With knife crime in the capital on the rise and with last year’s terrorist attacks in mind, we understand that some members of the LGBT+ community and our allies from the wider public may feel apprehensive about joining the crowds in the West End for Pride in London this Saturday. Here, Chief Superintendent Helen Millichap, police spokesperson for Pride 2018, explains how the Metropolitan Police plan to keep us safe during the celebrations this weekend.
I am so pleased to be involved for a second year as the Metropolitan Police Service (MPS) spokesperson for Pride.
We understand that last year’s events in London and Manchester caused some people to worry about coming to Pride in London, and that they may still be worried about security this year.
We have been working hard with the organisers to keep Pride safe, and ensure that the day is a celebration and that everyone enjoys themselves. The style of policing for Pride is very important.

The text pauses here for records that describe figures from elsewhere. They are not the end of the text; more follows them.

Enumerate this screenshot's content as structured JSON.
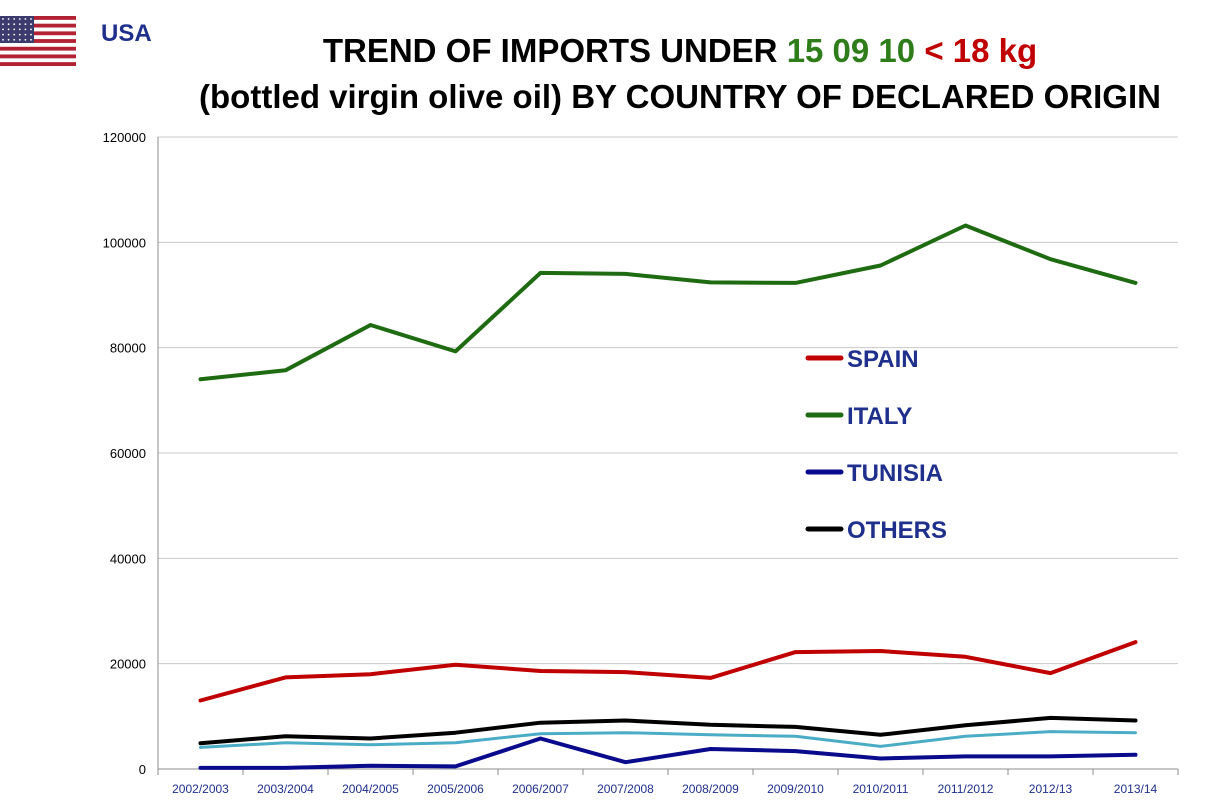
{
  "header": {
    "country": "USA",
    "title_part1": "TREND OF IMPORTS UNDER ",
    "title_code": "15 09 10",
    "title_kg": " < 18 kg",
    "title_line2": "(bottled virgin olive oil)  BY COUNTRY OF DECLARED ORIGIN"
  },
  "colors": {
    "code": "#2e7d1a",
    "kg": "#c00000",
    "country": "#1f2f8c"
  },
  "chart_data": {
    "type": "line",
    "categories": [
      "2002/2003",
      "2003/2004",
      "2004/2005",
      "2005/2006",
      "2006/2007",
      "2007/2008",
      "2008/2009",
      "2009/2010",
      "2010/2011",
      "2011/2012",
      "2012/13",
      "2013/14"
    ],
    "ylim": [
      0,
      120000
    ],
    "yticks": [
      0,
      20000,
      40000,
      60000,
      80000,
      100000,
      120000
    ],
    "ytick_labels": [
      "0",
      "20000",
      "40000",
      "60000",
      "80000",
      "100000",
      "120000"
    ],
    "grid": true,
    "legend_position": "center-right",
    "series": [
      {
        "name": "SPAIN",
        "color": "#c00000",
        "legend": true,
        "values": [
          13000,
          17400,
          18000,
          19800,
          18600,
          18400,
          17300,
          22200,
          22400,
          21300,
          18200,
          24100
        ]
      },
      {
        "name": "ITALY",
        "color": "#1e6b12",
        "legend": true,
        "values": [
          74000,
          75700,
          84300,
          79300,
          94200,
          94000,
          92400,
          92300,
          95600,
          103200,
          96800,
          92300
        ]
      },
      {
        "name": "TUNISIA",
        "color": "#0a0a8c",
        "legend": true,
        "values": [
          200,
          200,
          600,
          500,
          5800,
          1300,
          3800,
          3400,
          2000,
          2400,
          2400,
          2700
        ]
      },
      {
        "name": "OTHERS",
        "color": "#000000",
        "legend": true,
        "values": [
          4900,
          6200,
          5800,
          6900,
          8800,
          9200,
          8400,
          8000,
          6500,
          8300,
          9700,
          9200
        ]
      },
      {
        "color": "#4bacc6",
        "legend": false,
        "values": [
          4100,
          5000,
          4600,
          5000,
          6700,
          6900,
          6500,
          6200,
          4300,
          6200,
          7100,
          6900
        ]
      }
    ]
  }
}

We want the focus to be on this spectacular celebration of diversity, inclusivity and our wonderful city, not the policing operation.

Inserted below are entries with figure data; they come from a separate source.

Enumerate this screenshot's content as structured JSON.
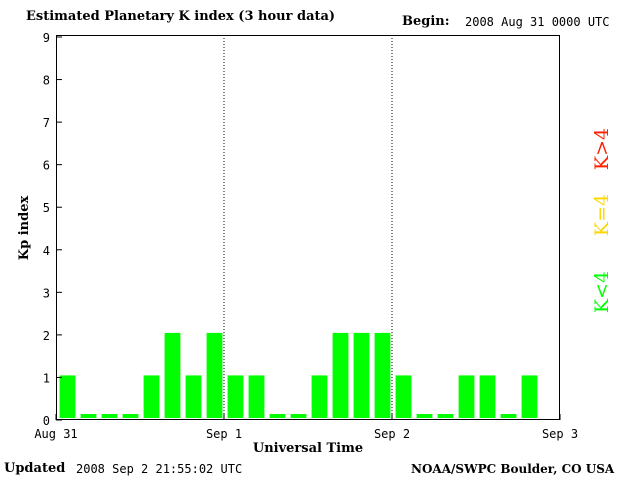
{
  "header": {
    "title": "Estimated Planetary K index (3 hour data)",
    "begin_label": "Begin:",
    "begin_value": "2008 Aug 31 0000 UTC"
  },
  "footer": {
    "updated_label": "Updated",
    "updated_value": "2008 Sep  2 21:55:02 UTC",
    "credit": "NOAA/SWPC Boulder, CO USA"
  },
  "legend": {
    "items": [
      {
        "label": "K<4",
        "color": "#00ff00"
      },
      {
        "label": "K=4",
        "color": "#ffd700"
      },
      {
        "label": "K>4",
        "color": "#ff2000"
      }
    ]
  },
  "chart_data": {
    "type": "bar",
    "ylabel": "Kp index",
    "xlabel": "Universal Time",
    "ylim": [
      0,
      9
    ],
    "yticks": [
      0,
      1,
      2,
      3,
      4,
      5,
      6,
      7,
      8,
      9
    ],
    "xticks": [
      "Aug 31",
      "Sep 1",
      "Sep 2",
      "Sep 3"
    ],
    "day_dividers": [
      "Sep 1",
      "Sep 2"
    ],
    "bars_per_day": 8,
    "values": [
      1,
      0,
      0,
      0,
      1,
      2,
      1,
      2,
      1,
      1,
      0,
      0,
      1,
      2,
      2,
      2,
      1,
      0,
      0,
      1,
      1,
      0,
      1
    ],
    "bar_color": "#00ff00",
    "grid": false
  }
}
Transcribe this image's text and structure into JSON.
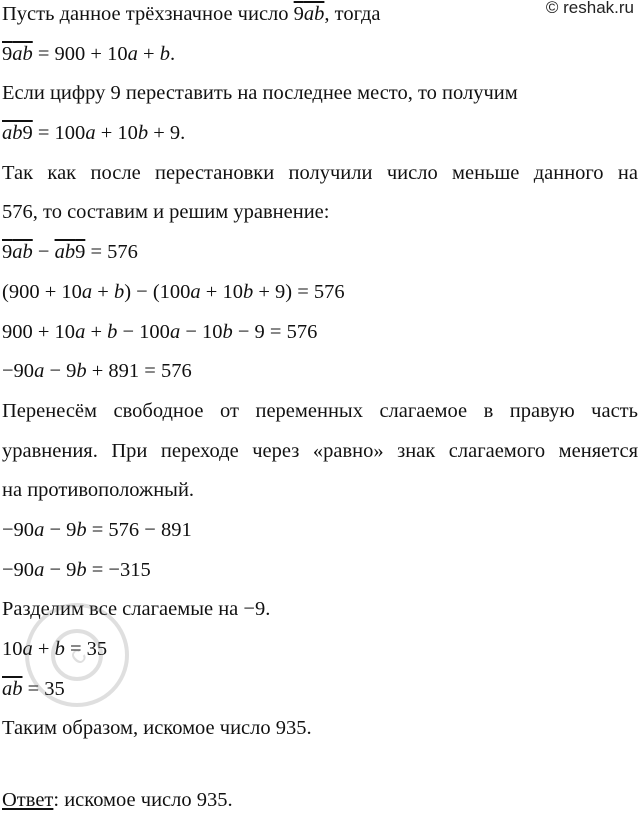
{
  "watermark": {
    "text": "© reshak.ru",
    "circle_text": "reshak.ru"
  },
  "lines": [
    {
      "parts": [
        {
          "t": "Пусть данное трёхзначное число "
        },
        {
          "t": "9",
          "o": 1
        },
        {
          "t": "ab",
          "o": 1,
          "i": 1
        },
        {
          "t": ", тогда"
        }
      ]
    },
    {
      "parts": [
        {
          "t": "9",
          "o": 1
        },
        {
          "t": "ab",
          "o": 1,
          "i": 1
        },
        {
          "t": " = 900 + 10"
        },
        {
          "t": "a",
          "i": 1
        },
        {
          "t": " + "
        },
        {
          "t": "b",
          "i": 1
        },
        {
          "t": "."
        }
      ]
    },
    {
      "parts": [
        {
          "t": "Если цифру 9 переставить на последнее место, то получим"
        }
      ]
    },
    {
      "parts": [
        {
          "t": "ab",
          "o": 1,
          "i": 1
        },
        {
          "t": "9",
          "o": 1
        },
        {
          "t": " = 100"
        },
        {
          "t": "a",
          "i": 1
        },
        {
          "t": " + 10"
        },
        {
          "t": "b",
          "i": 1
        },
        {
          "t": " + 9."
        }
      ]
    },
    {
      "just": 1,
      "parts": [
        {
          "t": "Так как после перестановки получили число меньше данного на"
        }
      ]
    },
    {
      "parts": [
        {
          "t": "576, то составим и решим уравнение:"
        }
      ]
    },
    {
      "parts": [
        {
          "t": "9",
          "o": 1
        },
        {
          "t": "ab",
          "o": 1,
          "i": 1
        },
        {
          "t": " − "
        },
        {
          "t": "ab",
          "o": 1,
          "i": 1
        },
        {
          "t": "9",
          "o": 1
        },
        {
          "t": " = 576"
        }
      ]
    },
    {
      "parts": [
        {
          "t": "(900 + 10"
        },
        {
          "t": "a",
          "i": 1
        },
        {
          "t": " + "
        },
        {
          "t": "b",
          "i": 1
        },
        {
          "t": ") − (100"
        },
        {
          "t": "a",
          "i": 1
        },
        {
          "t": " + 10"
        },
        {
          "t": "b",
          "i": 1
        },
        {
          "t": " + 9) = 576"
        }
      ]
    },
    {
      "parts": [
        {
          "t": "900 + 10"
        },
        {
          "t": "a",
          "i": 1
        },
        {
          "t": " + "
        },
        {
          "t": "b",
          "i": 1
        },
        {
          "t": " − 100"
        },
        {
          "t": "a",
          "i": 1
        },
        {
          "t": " − 10"
        },
        {
          "t": "b",
          "i": 1
        },
        {
          "t": " − 9 = 576"
        }
      ]
    },
    {
      "parts": [
        {
          "t": "−90"
        },
        {
          "t": "a",
          "i": 1
        },
        {
          "t": " − 9"
        },
        {
          "t": "b",
          "i": 1
        },
        {
          "t": " + 891 = 576"
        }
      ]
    },
    {
      "just": 1,
      "parts": [
        {
          "t": "Перенесём свободное от переменных слагаемое в правую часть"
        }
      ]
    },
    {
      "just": 1,
      "parts": [
        {
          "t": "уравнения. При переходе через «равно» знак слагаемого меняется"
        }
      ]
    },
    {
      "parts": [
        {
          "t": "на противоположный."
        }
      ]
    },
    {
      "parts": [
        {
          "t": "−90"
        },
        {
          "t": "a",
          "i": 1
        },
        {
          "t": " − 9"
        },
        {
          "t": "b",
          "i": 1
        },
        {
          "t": " = 576 − 891"
        }
      ]
    },
    {
      "parts": [
        {
          "t": "−90"
        },
        {
          "t": "a",
          "i": 1
        },
        {
          "t": " − 9"
        },
        {
          "t": "b",
          "i": 1
        },
        {
          "t": " = −315"
        }
      ]
    },
    {
      "parts": [
        {
          "t": "Разделим все слагаемые на −9."
        }
      ]
    },
    {
      "parts": [
        {
          "t": "10"
        },
        {
          "t": "a",
          "i": 1
        },
        {
          "t": " + "
        },
        {
          "t": "b",
          "i": 1
        },
        {
          "t": " = 35"
        }
      ]
    },
    {
      "parts": [
        {
          "t": "ab",
          "o": 1,
          "i": 1
        },
        {
          "t": " = 35"
        }
      ]
    },
    {
      "parts": [
        {
          "t": "Таким образом, искомое число 935."
        }
      ]
    }
  ],
  "answer": {
    "label": "Ответ",
    "text": ": искомое число 935."
  }
}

The relationship the Met has with the organisers is well established and long standing. Our work to get ready for Pride started almost straight away after last year’s event, and together with the organisers and volunteers we have been planning meticulously for many months.
And like last year, there will be many police officers on duty, including both armed, unarmed and plain clothes officers, but that’s not because there is any specific reason to worry about Pride in London, it just makes sense.
Also, as with any large scale event like this, there will be some police tactics in place, which you will not see but which will be in the background to help keep the event safe and secure.
Like last year, people will see some things that are a little different; mainly some temporary barriers to protect the route from vehicles, which we think is a very obvious precaution to take.
We hope no one at Pride becomes a victim of crime, but it’s important to report it if it happens, talk to one of the officers who will be out and about on the ground, or in case of an emergency call 999.
We want people to be alert, but not alarmed. Do report anything suspicious to us, even if it might be nothing. If you come to Pride in a group, stay safe by choosing a designated meet up place to find each other if you get separated. Sometimes pickpockets can operate in large crowds and busy places, so remember to keep your valuables out of view and on you at all times.
If you are coming to celebrate Pride in London, then have a great day and don’t forget to say hello to us if you see us along the way.